Moko dan Giman beberapa kali meneriakinya sebagai pengkhianat, itu berarti penyusupannya memang sudah terbongkar. Yang jelas, dengan terbunuhnya kedua orang itu, ia yakin Intijiwo pasti akan mati-matian memburunya.
Ia tahu betul pola pikir orang-orang Intijiwo, yang jika punya musuh tidak akan pernah mundur sejengkal pun. Kematian mereka anggap lebih baik ketimbang kegagalan. Moko merupakan bukti nyata.
Ki Renggo mencari informasi di mana bisa membeli kuda. Dengan uang emas pemberian Ki Dewan, ia bisa membeli kuda yang cukup bagus. Ia harus mempercepat perjalanan untuk menemui Pendekar Pedang Akhirat, demi agar bisa menyampaikan informasi yang sangat penting.
Apabila murid-murid Intijiwo lebih dulu menangkap dan membunuhnya sebelum ia sempat membongkar kejahatan mereka, maka upayanya selama ini akan menjadi sia-sia.
Masih ada sisa uang untuk membeli pedang. Setidaknya dengan bersenjata ia akan lebih percaya diri jika seandainya nanti menghadapi pengeroyokan.
Ia juga mengubah penampilannya. Ditambah topi lebar terbuat dari anyaman bambu dan pedang di punggung, ia kini lebih mirip seorang pendekar yang sedang berkelana. Dilengkapi dengan niat tidak akan berhenti istirahat di sembarang tempat, ia yakin bakal selamat.
Ia sudah memasuki kota bersamaan matahari benar-benar tenggelam.
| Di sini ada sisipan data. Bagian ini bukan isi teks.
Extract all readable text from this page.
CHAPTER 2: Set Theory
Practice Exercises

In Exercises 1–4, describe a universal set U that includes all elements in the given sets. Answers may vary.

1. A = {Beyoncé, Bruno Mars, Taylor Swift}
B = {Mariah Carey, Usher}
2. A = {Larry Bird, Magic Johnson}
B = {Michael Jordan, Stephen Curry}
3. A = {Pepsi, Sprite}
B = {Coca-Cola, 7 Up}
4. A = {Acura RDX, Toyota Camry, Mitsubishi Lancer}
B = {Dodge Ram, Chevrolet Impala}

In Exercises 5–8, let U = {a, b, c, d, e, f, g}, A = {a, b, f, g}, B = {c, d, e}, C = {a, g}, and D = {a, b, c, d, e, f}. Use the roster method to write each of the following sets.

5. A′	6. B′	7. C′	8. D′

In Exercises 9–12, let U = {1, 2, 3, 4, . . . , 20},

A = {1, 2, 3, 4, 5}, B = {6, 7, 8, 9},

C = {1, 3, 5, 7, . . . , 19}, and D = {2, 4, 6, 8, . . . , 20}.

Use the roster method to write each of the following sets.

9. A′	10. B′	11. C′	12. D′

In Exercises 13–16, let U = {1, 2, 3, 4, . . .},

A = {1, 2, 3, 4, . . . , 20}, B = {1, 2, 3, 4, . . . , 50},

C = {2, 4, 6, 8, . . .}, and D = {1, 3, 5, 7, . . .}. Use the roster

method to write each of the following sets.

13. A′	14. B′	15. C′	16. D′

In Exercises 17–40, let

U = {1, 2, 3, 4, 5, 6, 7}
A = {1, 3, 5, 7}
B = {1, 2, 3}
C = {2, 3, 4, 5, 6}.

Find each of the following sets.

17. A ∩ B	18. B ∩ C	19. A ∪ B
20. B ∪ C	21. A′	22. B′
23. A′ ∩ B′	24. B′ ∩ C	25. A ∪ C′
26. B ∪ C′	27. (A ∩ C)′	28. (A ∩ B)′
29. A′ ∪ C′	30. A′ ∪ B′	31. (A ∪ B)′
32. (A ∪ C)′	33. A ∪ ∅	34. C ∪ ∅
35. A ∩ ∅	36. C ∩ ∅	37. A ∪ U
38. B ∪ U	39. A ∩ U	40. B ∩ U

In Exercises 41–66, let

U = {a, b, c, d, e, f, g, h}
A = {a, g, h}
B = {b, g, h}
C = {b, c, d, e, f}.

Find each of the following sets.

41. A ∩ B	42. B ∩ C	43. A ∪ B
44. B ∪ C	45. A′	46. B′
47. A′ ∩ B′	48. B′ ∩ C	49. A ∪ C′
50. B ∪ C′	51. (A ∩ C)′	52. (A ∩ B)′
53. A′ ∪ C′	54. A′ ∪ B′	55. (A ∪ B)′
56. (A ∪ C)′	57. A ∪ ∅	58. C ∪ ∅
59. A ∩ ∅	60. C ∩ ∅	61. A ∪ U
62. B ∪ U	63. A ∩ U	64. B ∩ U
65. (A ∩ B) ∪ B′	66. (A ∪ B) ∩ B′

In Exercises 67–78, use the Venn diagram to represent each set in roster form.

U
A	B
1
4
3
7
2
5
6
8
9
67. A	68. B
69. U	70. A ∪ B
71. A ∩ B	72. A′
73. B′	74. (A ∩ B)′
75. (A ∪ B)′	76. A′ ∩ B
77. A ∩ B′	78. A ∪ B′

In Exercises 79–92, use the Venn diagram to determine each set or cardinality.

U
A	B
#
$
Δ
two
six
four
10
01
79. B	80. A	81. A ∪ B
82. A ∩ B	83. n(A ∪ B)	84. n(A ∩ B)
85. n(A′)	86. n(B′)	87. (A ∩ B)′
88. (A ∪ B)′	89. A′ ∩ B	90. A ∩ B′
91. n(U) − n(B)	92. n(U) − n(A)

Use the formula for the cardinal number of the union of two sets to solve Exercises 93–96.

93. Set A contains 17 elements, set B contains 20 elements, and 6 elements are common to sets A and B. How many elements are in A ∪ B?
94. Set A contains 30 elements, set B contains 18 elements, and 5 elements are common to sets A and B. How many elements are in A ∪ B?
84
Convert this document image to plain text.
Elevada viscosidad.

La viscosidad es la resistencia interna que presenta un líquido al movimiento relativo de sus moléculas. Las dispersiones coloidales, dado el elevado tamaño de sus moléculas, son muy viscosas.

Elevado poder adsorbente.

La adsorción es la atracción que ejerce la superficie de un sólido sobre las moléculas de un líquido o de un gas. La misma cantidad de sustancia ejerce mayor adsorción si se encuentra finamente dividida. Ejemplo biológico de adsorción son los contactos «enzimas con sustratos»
Ia merasa lega. Setidaknya hari itu ia telah berhasil lolos dari pengejaran murid-murid Intijiwo.
Ia semula berniat mencari penginapan, tapi ternyata keberuntungan masih berpihak kepadanya. Ia bertemu Cak Lahar yang baru pulang dari langgar, dan kemudian bertanya kepada pemuda itu tentang tempat tinggal Pendekar Pedang Akhirat.
"Kebetulan sekali, beliau adalah guru saya! Oh iya, perkenalakan, nama saya Joko Lahar!"
"Saya Renggo, dari lereng Argopuro!" jawab Ki Renggo dengan muka berseri-seri. Rasanya semua jeri payahnya terbayar lunas saat itu juga. "Saya ingin bertemu dengan guru anda!"
"Mari saya antar Ki Renggo menemui Guru Kicak!" ajak Cak Lahar dengan sikap ramah.